Förderbeiträge im Wert von 110 000 Franken und zwei Atelierstipendien haben der Kanton und die Stadt Schaffhausen gestern an sechs Kulturschaffende vergeben.

von Elena Stojkova

Mit einem breiten Grinsen im Gesicht hielt Musiker Philipp Albrecht das Kuvert in die Höhe, das ihm Regierungsrat Christian Amsler im ersten Stock der Kammgarn West überreichte: Gestern Abend vergaben der Kanton und die Stadt Schaffhausen zum 18. Mal Förderbeiträge an Schaffhauser Kulturschaffende. Über 100 Förderbeiträge konnten seit dem Jahr 2002 vergeben werden. Kulturelle Leistungen werden damit gezielt unterstützt. Der einmalige Beitrag sei anders als Projektbeiträge oder Leistungsvereinbarungen, sagte Jens Lampater, Kulturbeauftragter der Stadt Schaffhausen, der am Anlass eine Rede hielt. Er benutzte für diese finanzielle Unterstützung eine Metapher. «Die Fördergelder sind nicht mit einer Giesskanne und auch nicht mit einer konstanten Bewässerung zu vergleichen», sagte er. «Eher mit einer guten Komposition von Dünger und Humus, die ein schnelles Wachstum ermöglichen.» Nicht selten seien solche Unterstützungen ein entscheidendes Puzzleteil für Kulturschaffende.

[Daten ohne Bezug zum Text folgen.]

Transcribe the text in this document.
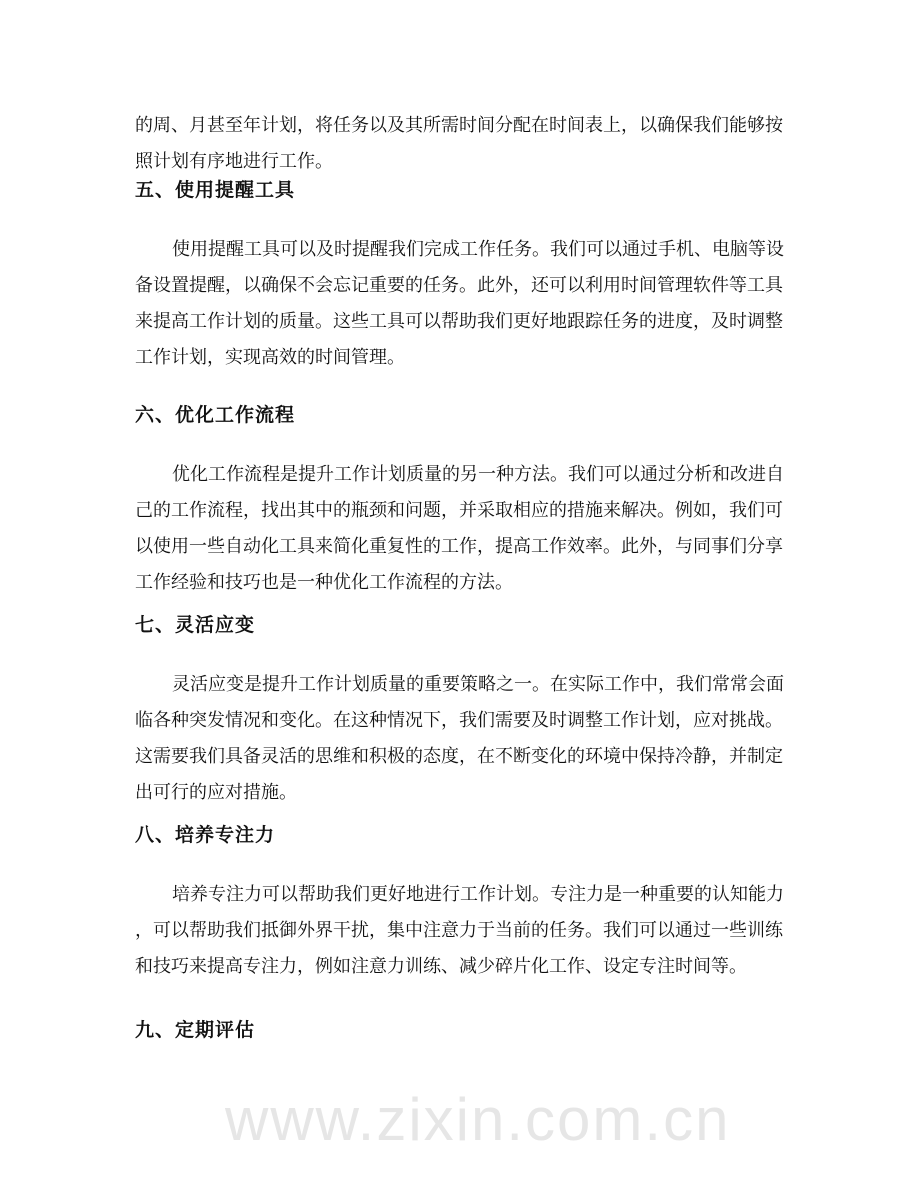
www.zixin.com.cn
的周、月甚至年计划，将任务以及其所需时间分配在时间表上，以确保我们能够按
照计划有序地进行工作。
五、使用提醒工具
使用提醒工具可以及时提醒我们完成工作任务。我们可以通过手机、电脑等设
备设置提醒，以确保不会忘记重要的任务。此外，还可以利用时间管理软件等工具
来提高工作计划的质量。这些工具可以帮助我们更好地跟踪任务的进度，及时调整
工作计划，实现高效的时间管理。
六、优化工作流程
优化工作流程是提升工作计划质量的另一种方法。我们可以通过分析和改进自
己的工作流程，找出其中的瓶颈和问题，并采取相应的措施来解决。例如，我们可
以使用一些自动化工具来简化重复性的工作，提高工作效率。此外，与同事们分享
工作经验和技巧也是一种优化工作流程的方法。
七、灵活应变
灵活应变是提升工作计划质量的重要策略之一。在实际工作中，我们常常会面
临各种突发情况和变化。在这种情况下，我们需要及时调整工作计划，应对挑战。
这需要我们具备灵活的思维和积极的态度，在不断变化的环境中保持冷静，并制定
出可行的应对措施。
八、培养专注力
培养专注力可以帮助我们更好地进行工作计划。专注力是一种重要的认知能力
，可以帮助我们抵御外界干扰，集中注意力于当前的任务。我们可以通过一些训练
和技巧来提高专注力，例如注意力训练、减少碎片化工作、设定专注时间等。
九、定期评估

110'000 Franken für vier Künstler

Abwechselnd überreichten Regierungsrat Christian Amsler und Stadtrat Raphaël Rohner den Gewinnern ihre Kuverts. «Das Geld ist da nicht drin», sagte Amsler. «Wir wollen ja nicht riskieren, dass unsere Künstler überfallen werden.» Der Gesamtbetrag, der zur Vergabe jährlich zur Verfügung steht, beläuft sich auf 110'000 Franken. Musiker Philipp Albrecht ist einer von vier Künstlern, die unterschiedlich hohe Förderbeiträge erhielten – jeweils mindestens 22'000 Franken.

 

«Für die Förderbeiträge und die Atelierstipendien haben wir immer mehr und mehr Bewerber.»

Jens Lampater, Kulturbeauftragter der Stadt Schaffhausen

«Der Schaffhauser Dialekt schmiegt sich scheinbar mühelos in den saftigen Sound von ‹Min King›», sagte Amsler in der Laudatio, die er an die Band richtete. Die drei weiteren Gewinner sind die Künstler Marc Dusseiller, Judith Kakon und Nadja Kirschgarten.

Insgesamt 14 Kulturschaffende bewarben sich für die Förderbeiträge. Fünf aus dem Bereich der bildenden Künste, vier Musiker, jemand aus dem Bereich Film und je zwei aus den Sparten Literatur und Tanz/Theater. «Jedes Jahr haben wir mehr und mehr Bewerber», sagte Lampater. Beurteilt werden die Bewerbungen jeweils von einem unabhängigen Fachkuratorium, das die Gewinner auswählt und über die Höhe der finanziellen Unterstützung entscheidet.


Sechs Monate nach Berlin

Vorsitzender des Kuratoriums war dieses Jahr Michael Rüegg, Co-Leiter des Fabriktheaters der Roten Fabrik. Die Geschäftsführung des Kuratoriums wird vom Kulturbeauftragten Roland E. Hofer wahrgenommen, der auch den Anlass in der Kammgarn West organisierte. Das Kuratorium hat aber nicht nur die vier Gewinner der Förderbeiträge, sondern auch die beiden Atelierstipendiaten auserwählt: Im Jahr 2020 dürfen Künstler David Berweger und Musiker Florian Egli nach Berlin. Egli fehlte am Anlass, da er ein Konzert spielte.

Die Atelierstipendien, die gestern zum 15. Mal vergeben wurden, ermöglichen den Kulturschaffenden, ihrer künstlerischen Tätigkeit sechs Monate lang in Berlin nachzugehen. Sieben Künstler hatten sich dafür beworben: fünf aus dem Bereich Kunst, jemand aus der Sparte Tanz und Theater und jemand aus dem Bereich Musik. Fünf der sieben Personen sind weiblich – durchsetzen konnten sich die beiden Männer. Das Stipendium beinhaltet ein Atelier und eine Wohnung für sechs Monate, ausserdem einen monatlichen Zuschuss an die Lebenshaltungskosten.

Den Anfang, den Übergang von den Förderbeiträgen zu den Atelierstipendien und den Schluss markierten Querflötenspielerin Monique Baumann und Gitarrist Adrian Brenneisen: Drei ganz unterschiedliche Stücke spielten sie – die Klänge waren anfangs sanft und leise, zum Schluss schnell und laut.